Nel 2016, in Olanda si sono riuniti i presidenti delle sei sezioni giovanili di tutti i partiti e, sotto la guida di Jan Terlouw, ex vicepremier liberalsocialista, hanno scritto una dichiarazione congiunta a otto mani, che hanno spedito al governo olandese spronandolo ad adottare politiche più coraggiose riguardo all’impatto ambientale. I presidenti della “sezione adulti” cristiano-democratici e liberali non si sono lontanamente avvicinati a portare avanti istanze simili, ma la sezione giovani sì.

In Belgio, da gennaio, le manifestazioni studentesche si ripetono ogni settimana: 30mila manifestanti che scendono in piazza a difendere il proprio pianeta.

Come ha twittato il meteorologo Gerrit Hiemstra “l’esperienza di vita può non valere nulla quando bisogna elaborare soluzioni che non esistono ancora”.
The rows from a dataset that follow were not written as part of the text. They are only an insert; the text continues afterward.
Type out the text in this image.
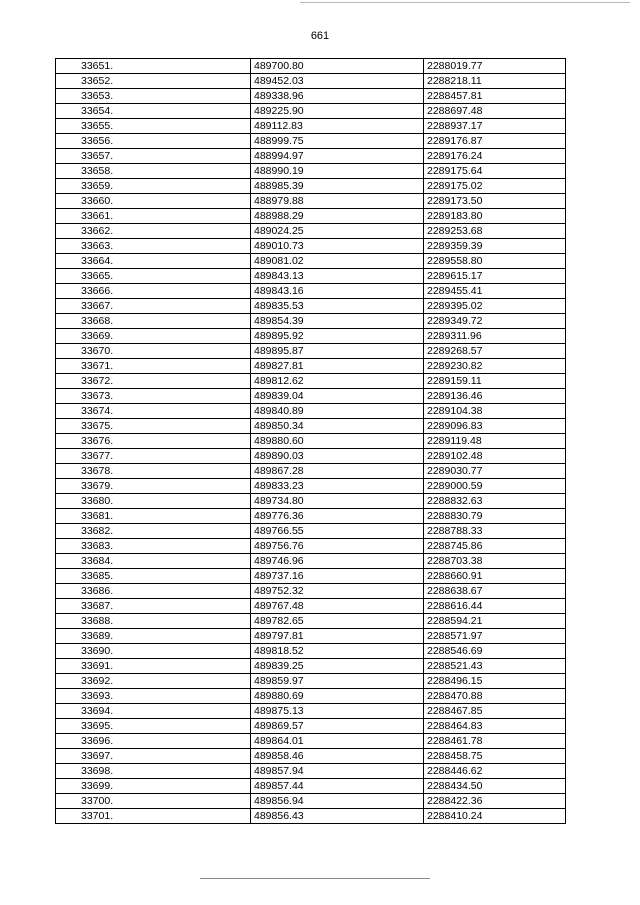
661
33651.	489700.80	2288019.77
33652.	489452.03	2288218.11
33653.	489338.96	2288457.81
33654.	489225.90	2288697.48
33655.	489112.83	2288937.17
33656.	488999.75	2289176.87
33657.	488994.97	2289176.24
33658.	488990.19	2289175.64
33659.	488985.39	2289175.02
33660.	488979.88	2289173.50
33661.	488988.29	2289183.80
33662.	489024.25	2289253.68
33663.	489010.73	2289359.39
33664.	489081.02	2289558.80
33665.	489843.13	2289615.17
33666.	489843.16	2289455.41
33667.	489835.53	2289395.02
33668.	489854.39	2289349.72
33669.	489895.92	2289311.96
33670.	489895.87	2289268.57
33671.	489827.81	2289230.82
33672.	489812.62	2289159.11
33673.	489839.04	2289136.46
33674.	489840.89	2289104.38
33675.	489850.34	2289096.83
33676.	489880.60	2289119.48
33677.	489890.03	2289102.48
33678.	489867.28	2289030.77
33679.	489833.23	2289000.59
33680.	489734.80	2288832.63
33681.	489776.36	2288830.79
33682.	489766.55	2288788.33
33683.	489756.76	2288745.86
33684.	489746.96	2288703.38
33685.	489737.16	2288660.91
33686.	489752.32	2288638.67
33687.	489767.48	2288616.44
33688.	489782.65	2288594.21
33689.	489797.81	2288571.97
33690.	489818.52	2288546.69
33691.	489839.25	2288521.43
33692.	489859.97	2288496.15
33693.	489880.69	2288470.88
33694.	489875.13	2288467.85
33695.	489869.57	2288464.83
33696.	489864.01	2288461.78
33697.	489858.46	2288458.75
33698.	489857.94	2288446.62
33699.	489857.44	2288434.50
33700.	489856.94	2288422.36
33701.	489856.43	2288410.24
Ricordiamoci che coloro che per primi si sono messi in gioco, in prima linea a protestare, sono ragazzi che non avevano ancora l’età per votare.

Ricordiamoci che non è un’ideologia a portare avanti l’allarme per il cambiamento climatico.

Ricordiamoci che è un dato scientifico (rapporto IPCC 2018 ): la scienza non ha nulla che fare con l’ideologia. Non in una democrazia.

Quindi facciamo sentire la nostra voce, che non è singola, ma al contrario fa parte di un coro sempre più forte e variegato: ci stiamo battendo per una giusta causa, ci battiamo per noi stessi e per tutti noi.

“Progresso, ma non evoluzione. Sai come si chiama? Estinzione”.